- The Washington Times - Wednesday, November 6, 2019

Iran on Wednesday announced that would begin injecting uranium gas into over 1,000 centrifuges at one of its main underground facilities beginning at midnight, sparking new opposition in the U.S. to the resumption of its nuclear weapons programs.

A spokesman for the Atomic Energy Organization of Iran, Behrouz Kamalvandi, told a state television station that the uranium enrichment will rise up to 4.5%, but is “reversible” if European nations allow Iranian oil to be sold in its markets.

U.S. sanctions have been enforced on Iranian oil as well as its economic industry in the wake of President Trump’s withdrawal from the 2015 international nuclear accord, and after several military altercations over the summer between Iran and the U.S., the U.K. and Saudi Arabia.

The latest announcement will allow Iran to enrich uranium “far beyond any limitation that it agreed to the Iran nuclear agreement,” Marc Ginsberg, a former U.S. ambassador to Morocco, told a briefing on Capitol Hill Wednesday.

Speaking at an event hosted by the Organization of Iranian-American Communities, an umbrella group of dissident Iranian organizations, Mr. Ginsberg insisted that “Iran is determined to get nuclear weapons, Iran is determined to inflict pain and suffering on America and its allies in the Middle East.

The event largely focused on the suppression of political dissent at home and an increased regional aggression by Tehran, and included speakers including Sens.

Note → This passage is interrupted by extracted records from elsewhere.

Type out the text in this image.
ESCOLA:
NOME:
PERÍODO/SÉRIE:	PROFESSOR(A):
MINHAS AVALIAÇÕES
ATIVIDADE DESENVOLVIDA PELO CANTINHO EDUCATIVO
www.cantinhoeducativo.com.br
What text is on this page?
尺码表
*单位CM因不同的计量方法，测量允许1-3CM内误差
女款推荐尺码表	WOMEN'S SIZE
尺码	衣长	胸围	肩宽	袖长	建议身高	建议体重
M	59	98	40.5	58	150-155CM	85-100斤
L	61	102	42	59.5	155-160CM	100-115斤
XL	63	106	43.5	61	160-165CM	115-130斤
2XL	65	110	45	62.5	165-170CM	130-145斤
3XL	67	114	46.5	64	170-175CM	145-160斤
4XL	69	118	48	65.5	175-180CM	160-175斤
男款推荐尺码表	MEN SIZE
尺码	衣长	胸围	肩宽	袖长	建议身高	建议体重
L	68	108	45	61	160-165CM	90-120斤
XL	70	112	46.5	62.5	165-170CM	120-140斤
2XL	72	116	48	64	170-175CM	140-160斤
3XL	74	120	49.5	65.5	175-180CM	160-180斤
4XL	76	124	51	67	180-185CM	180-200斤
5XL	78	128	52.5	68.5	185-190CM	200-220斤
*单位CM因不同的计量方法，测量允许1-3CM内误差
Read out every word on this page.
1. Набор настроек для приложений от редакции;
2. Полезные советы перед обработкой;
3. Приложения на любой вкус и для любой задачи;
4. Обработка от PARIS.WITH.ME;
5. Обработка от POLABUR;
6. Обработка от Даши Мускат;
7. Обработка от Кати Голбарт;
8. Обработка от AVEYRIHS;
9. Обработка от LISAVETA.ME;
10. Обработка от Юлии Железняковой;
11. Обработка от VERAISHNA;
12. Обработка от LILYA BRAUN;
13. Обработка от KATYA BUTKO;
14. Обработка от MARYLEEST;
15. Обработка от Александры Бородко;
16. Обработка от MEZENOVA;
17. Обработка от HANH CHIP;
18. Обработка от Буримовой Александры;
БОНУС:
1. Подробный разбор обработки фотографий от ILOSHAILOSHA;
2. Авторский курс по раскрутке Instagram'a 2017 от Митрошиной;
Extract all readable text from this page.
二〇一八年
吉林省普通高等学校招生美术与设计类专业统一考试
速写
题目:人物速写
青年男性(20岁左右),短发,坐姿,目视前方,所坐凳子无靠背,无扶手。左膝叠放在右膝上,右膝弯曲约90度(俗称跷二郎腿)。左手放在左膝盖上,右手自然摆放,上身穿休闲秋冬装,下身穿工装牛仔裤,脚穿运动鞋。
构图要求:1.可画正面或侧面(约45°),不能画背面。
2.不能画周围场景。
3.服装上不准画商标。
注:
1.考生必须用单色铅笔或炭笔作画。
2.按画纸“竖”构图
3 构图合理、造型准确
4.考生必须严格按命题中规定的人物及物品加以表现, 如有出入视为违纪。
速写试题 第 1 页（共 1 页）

Ted Cruz, Texas Republican, and John Boozman, Arkansas Republican.

Ambassador Robert Joseph, the former envoy for nuclear nonproliferation under the Bush administration, said “the urgency to act should be evident to all. This is a call to action.”

He explained the latest development constitutes a “strong bipartisan resolve to meet the threat.”

“Only a free and democratic Iran will end the threat, the terrorist threat, the national threat, and the nuclear threat,” Mr. Joseph added.